Various Artists – Silberland Vol 2 – The Driving Side Of Kosmische Musik 1974-1984
Druga część archiwalnego zbioru nagrań niemieckich elektronicznych innowatorów. Industrial kraut, elektro punk, techno pop w wykonaniu znanych bardziej i mniej. Na pokładzie m.in. Grosskopf, Cluster, Schnitzler, Moebius, Plank, Faust, Roedelius.
Protomartyr – Formal Growth in the Desert
Emocjonalny pocisk prosto w serce. Od krytyki techno – kapitalizmu, przez zmagania z nieuchronnością straty aż po próbę odnalezienia radości w życiu, które jednak trwa.
HMLTD – The Worm
Progresywny pop? Punkowy musical? Jazzujący metal? Płyta łącząca wszystkie style i pozostająca poza nimi. Koncept album o pokonywaniu depresji, przedstawionym jako walka z mitycznym Robalem pustoszącym średniowieczną Anglię. Muzyka nieprzewidywalna.
Cinemon – Supercharged
Ostre i ekspresyjne, ale bardzo melodyjne, grunge’owe zadziory i energetyczne rockowe ballady. Okazuje się, że na terenie, na którym już wszystko zostało odkryte, nadal można grać świeżą i porywającą muzykę.
Ben Folds – What Matters Most
Znakomity pianista, wokalista i songwriter powraca po 8 latach z nową płytą. To nadal chamber pop wysokiej próby.

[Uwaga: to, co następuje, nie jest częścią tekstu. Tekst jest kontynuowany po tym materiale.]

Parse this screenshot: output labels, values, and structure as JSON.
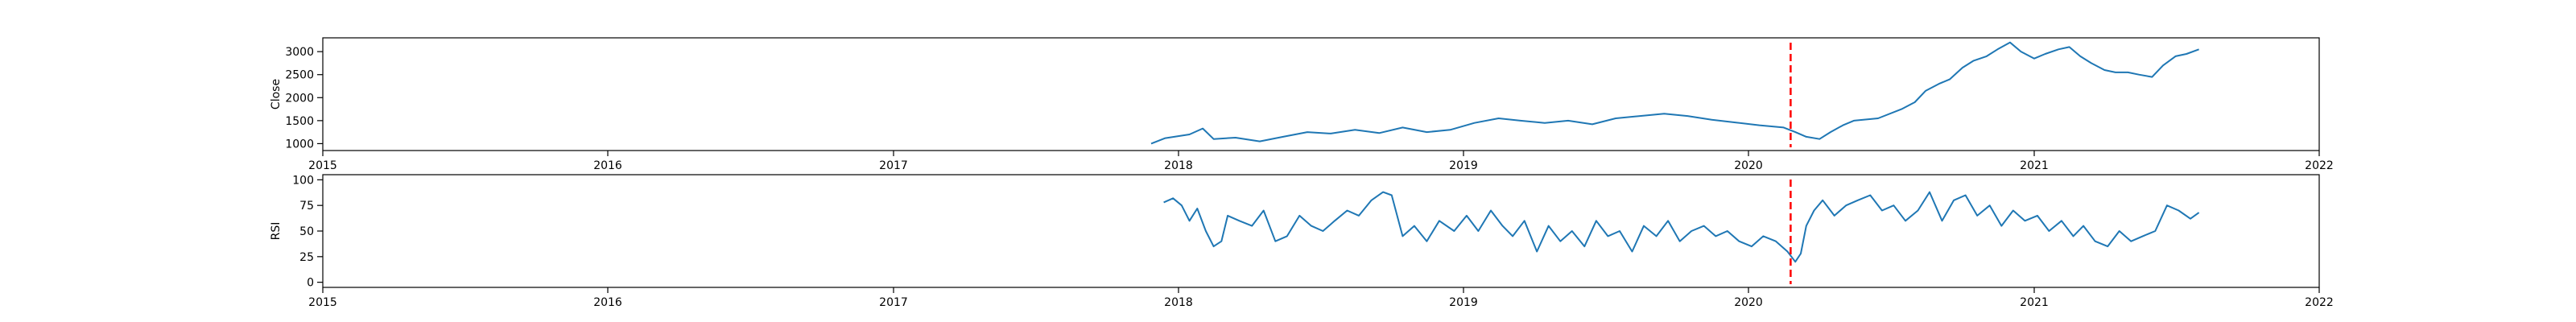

Lanterns on the Lake – Versions Of Us
Nominowana do Mercury Prize, grupa Lanterns On The Lake prezentuje
nowy album, “Versions Of Us”
Josephine Foster – Domestic Sphere
Melancholijne, minimalistyczne pieśni – rozmowy z duchami. Miauczące koty, skrzypiące drzwi, grające świerszcze, śpiewające ptaki, odgłosy otoczenia, gitara elektryczna i głos. To leniwie snująca się muzyka o niezwykłej sile przyciągania.
a world wondered full – Would You Wait For Something Never To Come?
Czy czekałbyś na coś, co nigdy nie nadejdzie? Zespół z Tajlandii, poruszający się na pograniczu jazzu, folku, muzyki kameralnej, postrocka, buduje plastyczne tło do rozmyślań o godności i tożsamości.
Sparks – The Girl Is Crying In Her Latte
Kiedy już było pewne, że prawie wszystkie najlepsze piosenki powstały w XX wieku… Bum! Niespodzianka! Amerykański duet Sparks powraca ze swoim 26. albumem – najlepszym od wielu lat.
The Nude Party – Rides On
Psychodeliczna, bluesowo-rockowo-folkowa nostalgia za latami sześćdziesiątymi. Jest tu wszystko, co trzeba: ciepłe, analogowe brzmienie, organy, harmonijka, przeszkadzajki, radość, klaskanie i sialala. Ale przede wszystkim doskonałe melodie, nawiązujące do najlepszych wzorców.